Crisis, therefore, can also start in the civil society domain and reach the financial realm because of their potential to affect profits. In relation to the City, crises where wrongdoing of senior management is suspected are particularly hard to manage. Merck’s withdrawal of the pain killer Vioxx, in September 2004, after grave accusations about the safety of the drugs reached the public, was also surrounded by controversy and loss of credibility after a string of media reports about the suspicions that top management at the American company knew about the risks and chose not to disclose them to the market and to patients were published (Ibidem, p.167).
These scholars add contingency to the communication process by highlighting different levels of narratives that bring more complexity to the construction of stories and more actors able to challenge corporate narratives and practices that can affect the bottom line. Their view also sheds light on how these routine interactions between firms and financial markets are not simply rhetoric, as promises have to be enacted and failure is punished, both with tangible effects on the corporation itself. Central to this analysis are assumptions about the instrumentality of actors and the importance of numbers in their calculations, presenting a convincing account of failure and change within this environment. On this cultural economy account, narratives are a tool capable of constructing a shared reality that moves forward as long as there is consistency between narratives and numbers. This is enlightening in the context of financial market interactions but its attempts to draw actors from other realms is circumscribed to the effects of these actors’ narratives on firms’ profits, without an analysis of how firms are dealing with these attacks in other spheres. Given the importance of these inherently political actors, any attempt to discuss giant firm representation cannot sidestep interactions outside stock markets.
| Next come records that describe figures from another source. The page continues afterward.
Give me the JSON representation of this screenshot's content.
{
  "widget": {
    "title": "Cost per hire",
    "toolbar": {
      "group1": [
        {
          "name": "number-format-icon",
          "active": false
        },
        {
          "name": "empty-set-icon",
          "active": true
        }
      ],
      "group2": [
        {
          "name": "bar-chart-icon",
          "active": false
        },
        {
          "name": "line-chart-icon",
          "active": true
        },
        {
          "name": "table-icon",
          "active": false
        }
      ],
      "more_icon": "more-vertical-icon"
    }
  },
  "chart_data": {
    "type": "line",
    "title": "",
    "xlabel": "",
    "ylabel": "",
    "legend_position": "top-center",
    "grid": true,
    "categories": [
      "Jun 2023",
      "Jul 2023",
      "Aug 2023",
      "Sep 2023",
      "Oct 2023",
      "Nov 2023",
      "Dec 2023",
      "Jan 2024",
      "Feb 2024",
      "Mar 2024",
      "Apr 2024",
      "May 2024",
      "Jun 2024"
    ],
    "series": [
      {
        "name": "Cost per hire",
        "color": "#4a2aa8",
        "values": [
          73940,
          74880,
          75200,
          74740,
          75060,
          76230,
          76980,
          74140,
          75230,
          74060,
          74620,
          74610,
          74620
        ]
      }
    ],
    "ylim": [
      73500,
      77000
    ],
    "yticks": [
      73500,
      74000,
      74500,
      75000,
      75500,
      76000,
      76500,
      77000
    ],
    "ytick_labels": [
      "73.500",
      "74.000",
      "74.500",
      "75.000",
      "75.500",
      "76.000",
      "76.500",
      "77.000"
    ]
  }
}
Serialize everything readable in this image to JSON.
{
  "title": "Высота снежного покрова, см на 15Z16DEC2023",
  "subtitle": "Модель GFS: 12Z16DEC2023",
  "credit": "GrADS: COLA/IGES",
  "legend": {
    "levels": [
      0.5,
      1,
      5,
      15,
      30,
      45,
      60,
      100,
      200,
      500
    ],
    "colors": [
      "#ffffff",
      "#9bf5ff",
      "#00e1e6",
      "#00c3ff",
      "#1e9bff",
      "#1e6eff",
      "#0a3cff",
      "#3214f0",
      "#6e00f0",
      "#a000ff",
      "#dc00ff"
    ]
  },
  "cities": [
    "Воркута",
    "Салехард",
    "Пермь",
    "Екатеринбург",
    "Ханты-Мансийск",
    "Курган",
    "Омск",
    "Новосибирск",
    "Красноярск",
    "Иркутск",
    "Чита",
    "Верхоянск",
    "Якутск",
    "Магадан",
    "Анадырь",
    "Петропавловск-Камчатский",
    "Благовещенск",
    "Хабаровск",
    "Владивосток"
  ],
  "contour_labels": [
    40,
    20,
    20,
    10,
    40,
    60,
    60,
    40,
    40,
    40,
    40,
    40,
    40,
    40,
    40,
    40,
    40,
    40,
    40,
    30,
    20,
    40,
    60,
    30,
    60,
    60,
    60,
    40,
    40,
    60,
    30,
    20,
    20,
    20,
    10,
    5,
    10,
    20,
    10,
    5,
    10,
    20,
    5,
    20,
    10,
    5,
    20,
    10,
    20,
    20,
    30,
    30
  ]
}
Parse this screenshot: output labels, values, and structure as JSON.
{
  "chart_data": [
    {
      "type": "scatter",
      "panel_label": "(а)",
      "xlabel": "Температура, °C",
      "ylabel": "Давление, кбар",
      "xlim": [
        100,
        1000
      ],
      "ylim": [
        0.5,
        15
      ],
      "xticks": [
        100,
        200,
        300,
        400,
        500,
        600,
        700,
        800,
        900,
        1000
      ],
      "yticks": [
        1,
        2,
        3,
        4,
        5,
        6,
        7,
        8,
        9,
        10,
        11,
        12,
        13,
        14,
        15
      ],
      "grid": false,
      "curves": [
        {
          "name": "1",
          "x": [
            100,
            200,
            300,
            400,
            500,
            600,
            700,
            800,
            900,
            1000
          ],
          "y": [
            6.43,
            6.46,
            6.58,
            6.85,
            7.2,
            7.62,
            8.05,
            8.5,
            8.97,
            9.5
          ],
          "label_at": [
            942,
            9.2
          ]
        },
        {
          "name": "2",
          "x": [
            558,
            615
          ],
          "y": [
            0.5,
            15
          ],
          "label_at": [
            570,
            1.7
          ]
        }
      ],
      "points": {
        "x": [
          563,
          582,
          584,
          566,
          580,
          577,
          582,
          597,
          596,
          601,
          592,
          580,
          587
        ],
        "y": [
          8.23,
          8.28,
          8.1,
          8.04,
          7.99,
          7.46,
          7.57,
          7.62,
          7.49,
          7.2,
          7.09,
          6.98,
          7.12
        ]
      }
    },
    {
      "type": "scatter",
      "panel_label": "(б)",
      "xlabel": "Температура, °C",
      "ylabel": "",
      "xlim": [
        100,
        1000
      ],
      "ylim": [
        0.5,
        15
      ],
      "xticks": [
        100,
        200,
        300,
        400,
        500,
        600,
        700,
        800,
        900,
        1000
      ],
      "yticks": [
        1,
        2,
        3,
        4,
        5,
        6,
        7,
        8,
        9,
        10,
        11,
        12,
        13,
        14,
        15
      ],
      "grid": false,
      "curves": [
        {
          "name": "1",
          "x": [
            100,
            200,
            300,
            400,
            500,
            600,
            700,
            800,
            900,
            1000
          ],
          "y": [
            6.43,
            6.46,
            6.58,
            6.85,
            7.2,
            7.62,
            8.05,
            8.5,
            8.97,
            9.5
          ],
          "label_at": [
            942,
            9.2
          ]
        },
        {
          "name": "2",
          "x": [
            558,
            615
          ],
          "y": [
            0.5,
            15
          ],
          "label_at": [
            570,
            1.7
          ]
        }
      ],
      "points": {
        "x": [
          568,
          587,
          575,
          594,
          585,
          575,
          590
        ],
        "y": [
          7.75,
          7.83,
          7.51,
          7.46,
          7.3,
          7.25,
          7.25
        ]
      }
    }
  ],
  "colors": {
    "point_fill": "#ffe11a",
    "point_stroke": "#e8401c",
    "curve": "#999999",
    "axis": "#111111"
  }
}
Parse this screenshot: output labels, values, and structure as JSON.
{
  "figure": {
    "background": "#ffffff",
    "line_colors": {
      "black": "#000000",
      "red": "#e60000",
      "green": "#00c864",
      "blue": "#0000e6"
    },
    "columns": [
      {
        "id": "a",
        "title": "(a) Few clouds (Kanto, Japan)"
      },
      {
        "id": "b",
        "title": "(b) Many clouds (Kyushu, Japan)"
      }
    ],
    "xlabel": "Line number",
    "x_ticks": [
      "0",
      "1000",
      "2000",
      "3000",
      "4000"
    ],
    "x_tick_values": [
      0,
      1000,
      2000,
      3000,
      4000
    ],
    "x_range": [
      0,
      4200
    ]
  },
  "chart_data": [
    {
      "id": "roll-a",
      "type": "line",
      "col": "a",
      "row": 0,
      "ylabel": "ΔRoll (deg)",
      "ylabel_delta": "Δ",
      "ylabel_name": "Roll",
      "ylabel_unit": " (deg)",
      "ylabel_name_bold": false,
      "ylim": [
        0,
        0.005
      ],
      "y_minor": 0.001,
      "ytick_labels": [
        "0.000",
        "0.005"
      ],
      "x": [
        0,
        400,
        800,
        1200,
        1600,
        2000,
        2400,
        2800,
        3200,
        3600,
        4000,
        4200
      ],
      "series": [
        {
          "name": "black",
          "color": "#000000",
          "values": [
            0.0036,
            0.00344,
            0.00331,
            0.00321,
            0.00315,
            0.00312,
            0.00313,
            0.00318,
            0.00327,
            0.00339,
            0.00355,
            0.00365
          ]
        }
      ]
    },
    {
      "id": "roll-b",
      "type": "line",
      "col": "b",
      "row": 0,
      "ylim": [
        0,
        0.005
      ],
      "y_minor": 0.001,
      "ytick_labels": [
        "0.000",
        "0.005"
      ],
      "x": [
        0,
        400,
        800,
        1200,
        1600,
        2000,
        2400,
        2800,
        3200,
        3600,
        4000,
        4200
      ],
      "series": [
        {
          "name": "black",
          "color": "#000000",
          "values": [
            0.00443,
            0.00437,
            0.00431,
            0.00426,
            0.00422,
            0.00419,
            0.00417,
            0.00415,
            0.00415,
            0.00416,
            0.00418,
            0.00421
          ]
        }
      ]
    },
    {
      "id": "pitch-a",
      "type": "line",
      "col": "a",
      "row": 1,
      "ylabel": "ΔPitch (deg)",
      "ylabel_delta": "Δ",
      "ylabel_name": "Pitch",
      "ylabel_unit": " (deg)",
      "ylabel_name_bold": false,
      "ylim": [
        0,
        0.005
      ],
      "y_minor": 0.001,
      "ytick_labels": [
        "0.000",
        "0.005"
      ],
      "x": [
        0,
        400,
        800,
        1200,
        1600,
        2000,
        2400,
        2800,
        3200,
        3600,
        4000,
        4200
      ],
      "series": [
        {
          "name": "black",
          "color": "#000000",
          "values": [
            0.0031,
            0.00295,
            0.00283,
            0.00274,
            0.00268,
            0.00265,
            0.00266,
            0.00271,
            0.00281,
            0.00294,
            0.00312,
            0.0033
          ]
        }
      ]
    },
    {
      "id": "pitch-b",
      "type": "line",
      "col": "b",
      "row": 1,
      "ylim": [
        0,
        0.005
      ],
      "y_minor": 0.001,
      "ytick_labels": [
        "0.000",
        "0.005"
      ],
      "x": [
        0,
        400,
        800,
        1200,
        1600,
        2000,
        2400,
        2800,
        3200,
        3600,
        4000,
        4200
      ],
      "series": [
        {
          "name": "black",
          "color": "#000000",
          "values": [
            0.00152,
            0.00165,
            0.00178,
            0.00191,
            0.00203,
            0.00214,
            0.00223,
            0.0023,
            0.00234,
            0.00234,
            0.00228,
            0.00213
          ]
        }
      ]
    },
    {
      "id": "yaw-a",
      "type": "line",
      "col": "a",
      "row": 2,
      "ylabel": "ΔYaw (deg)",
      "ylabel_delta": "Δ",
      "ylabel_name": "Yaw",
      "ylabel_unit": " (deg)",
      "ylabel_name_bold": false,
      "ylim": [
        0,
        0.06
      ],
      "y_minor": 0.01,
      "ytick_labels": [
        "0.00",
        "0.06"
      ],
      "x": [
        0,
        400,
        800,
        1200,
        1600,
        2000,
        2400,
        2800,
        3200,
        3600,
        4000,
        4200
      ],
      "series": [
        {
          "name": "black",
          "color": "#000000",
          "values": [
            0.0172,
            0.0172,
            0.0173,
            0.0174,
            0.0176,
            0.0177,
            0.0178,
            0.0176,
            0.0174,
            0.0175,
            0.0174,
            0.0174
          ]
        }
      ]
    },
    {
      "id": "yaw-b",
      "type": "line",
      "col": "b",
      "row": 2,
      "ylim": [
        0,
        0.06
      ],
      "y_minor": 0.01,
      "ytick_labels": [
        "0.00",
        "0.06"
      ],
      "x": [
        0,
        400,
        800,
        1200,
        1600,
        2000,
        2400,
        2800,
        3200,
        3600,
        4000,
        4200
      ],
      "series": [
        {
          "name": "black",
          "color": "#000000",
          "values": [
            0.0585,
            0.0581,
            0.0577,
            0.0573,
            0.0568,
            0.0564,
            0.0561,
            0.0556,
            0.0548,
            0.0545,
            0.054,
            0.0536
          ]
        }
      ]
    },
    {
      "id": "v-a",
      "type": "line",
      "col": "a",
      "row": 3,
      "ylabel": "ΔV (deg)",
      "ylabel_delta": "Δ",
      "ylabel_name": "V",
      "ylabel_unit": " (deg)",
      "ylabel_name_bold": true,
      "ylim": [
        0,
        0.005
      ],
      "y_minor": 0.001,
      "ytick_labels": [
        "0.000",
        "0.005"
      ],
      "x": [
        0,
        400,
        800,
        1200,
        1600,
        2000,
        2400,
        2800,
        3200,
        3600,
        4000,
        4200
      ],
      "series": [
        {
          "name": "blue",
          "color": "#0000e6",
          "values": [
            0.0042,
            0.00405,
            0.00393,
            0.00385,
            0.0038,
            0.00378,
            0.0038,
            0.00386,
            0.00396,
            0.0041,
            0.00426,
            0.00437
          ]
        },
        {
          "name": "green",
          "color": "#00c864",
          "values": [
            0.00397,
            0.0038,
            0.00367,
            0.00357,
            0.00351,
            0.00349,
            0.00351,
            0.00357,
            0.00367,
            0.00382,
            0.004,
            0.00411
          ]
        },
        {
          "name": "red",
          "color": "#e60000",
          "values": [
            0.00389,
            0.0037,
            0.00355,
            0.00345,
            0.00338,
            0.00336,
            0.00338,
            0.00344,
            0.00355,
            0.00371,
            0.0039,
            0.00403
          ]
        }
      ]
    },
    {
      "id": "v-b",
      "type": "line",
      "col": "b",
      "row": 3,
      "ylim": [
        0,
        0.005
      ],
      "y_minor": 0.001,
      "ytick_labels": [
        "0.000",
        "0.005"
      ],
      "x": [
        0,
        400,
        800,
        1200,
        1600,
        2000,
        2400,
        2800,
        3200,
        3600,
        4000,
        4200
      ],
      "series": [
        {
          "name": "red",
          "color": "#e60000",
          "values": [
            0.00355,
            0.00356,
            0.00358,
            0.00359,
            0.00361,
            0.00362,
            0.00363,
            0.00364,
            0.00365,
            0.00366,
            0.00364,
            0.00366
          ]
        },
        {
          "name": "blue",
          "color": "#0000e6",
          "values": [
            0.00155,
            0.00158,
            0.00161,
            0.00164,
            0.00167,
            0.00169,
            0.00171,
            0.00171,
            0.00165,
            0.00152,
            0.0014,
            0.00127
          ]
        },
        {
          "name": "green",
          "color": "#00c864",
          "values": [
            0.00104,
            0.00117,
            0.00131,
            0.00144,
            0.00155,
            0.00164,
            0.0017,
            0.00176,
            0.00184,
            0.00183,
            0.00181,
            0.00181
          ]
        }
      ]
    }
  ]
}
Moreover, the framework has mainly ex-post explanatory power regarding when and why perceptions change. Narratives and numbers discrepancy, contested industry narrative or management wrongdoing cannot explain, for instance, why under Jeff Immelt’s management GE’s shares have chronically underperformed the S&P 500 index by more than 20%, even though the company has met tough financial targets, expanded to fast- growing sectors, increased its participation in booming emerging markets and sold slow-growth and underperforming businesses. In other words, the main measurement of the power or weakness of a story is made against the
absence or existence of contestation: a narrative is considered powerful inasmuch as it is able to avert its own collapse and weak when it does not. While this opens the possibility for failure and change that is missing in structuralist approaches, it does not help our understanding of the processes and elements that gives narratives leverage, which is the main concern of this thesis.